# [Regular Season Game 10] Houston Rockets vs. New Orleans Hornets



## Cornholio (Feb 13, 2005)

*vs.*

*(5-4)/(5-3)*


When/Where:
*Saturday, November 15, 8:30 PM ET*


























*Brooks / McGrady / Artest / Scola / Yao*


















*Paul / Peterson / Stojakovic / West / Chandler*


_*Preview*_



> The New Orleans Hornets were thrilled to close out their three-game homestand with a win.
> 
> The Houston Rockets are just happy to come home.
> 
> ...



_*Next Games*_
vs.








vs.








vs.


----------



## Krimzon (Feb 26, 2007)

We're probably going to lose this one. Let's just make this a close game.


----------



## OneBadLT123 (Oct 4, 2005)

tmac is kickin *** this game


----------



## Legend-Like (Mar 25, 2006)

Im sorry I doubted you Von Wafer.


----------



## OneBadLT123 (Oct 4, 2005)

our defense is looking good


----------



## OneBadLT123 (Oct 4, 2005)

Man, Yao is playing like hes 40 years old out there. Makes me worried


----------



## OneBadLT123 (Oct 4, 2005)

so far so good. Yao picking it up


----------



## OneBadLT123 (Oct 4, 2005)

our offense is starting to look good


----------



## OneBadLT123 (Oct 4, 2005)

Tyson Chandler really needs to thank Chris Paul for making his career relevant.


----------



## Legend-Like (Mar 25, 2006)

Im so afraid of losing this lead. hopefully we can maintain it.


----------



## Cornholio (Feb 13, 2005)

Did we lead the score the entire game?


----------



## Spaceman Spiff (Aug 2, 2006)

Nice win, need to see better offense though.


----------



## CrackerJack (Jul 2, 2005)

3 very winnable games coming up, i hope the rox can get a strreak going


----------



## Hakeem (Aug 12, 2004)

At this point McGrady is only valuable in the post. He can no longer make wide open threes with any consistency. 

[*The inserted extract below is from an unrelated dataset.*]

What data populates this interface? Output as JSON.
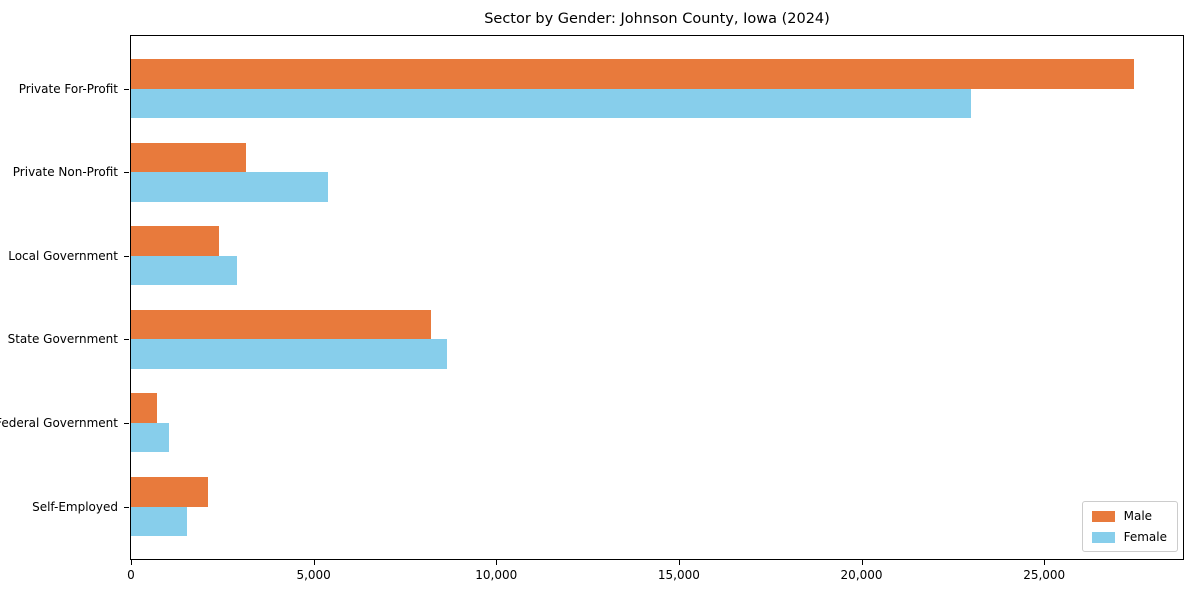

We do well when Yao is the clear-cut first option, Artest only shoots when he has to (ie broken plays, open looks, mismatches), and McGrady sets up plays and acts as second option. When Yao goes off, McGrady needs to play in the post (which, unlike beating his man off the dribble to go to the rim, he actually seems comfortable and able to do).


----------



## Dean the Master (Feb 19, 2006)

It's good that they didn't let this one slip away like yesterday's. Rockets really need to know how to close the game. I know we won this one, but we can't let any close game slip away which doesn't apply to this game either.


----------



## hroz (Mar 4, 2006)

Nice win.

Still cant believe we lost to a Manu & Parkerless Spurs though............

Giving up 1 14 point lead in the 4th Q is just embarrassing.


----------



## mtlk (Apr 25, 2005)

great defence form the Rockets.
Hayes defense last night against the Hornets was awsome.
goodbuy Luther, welcome Wafer.


----------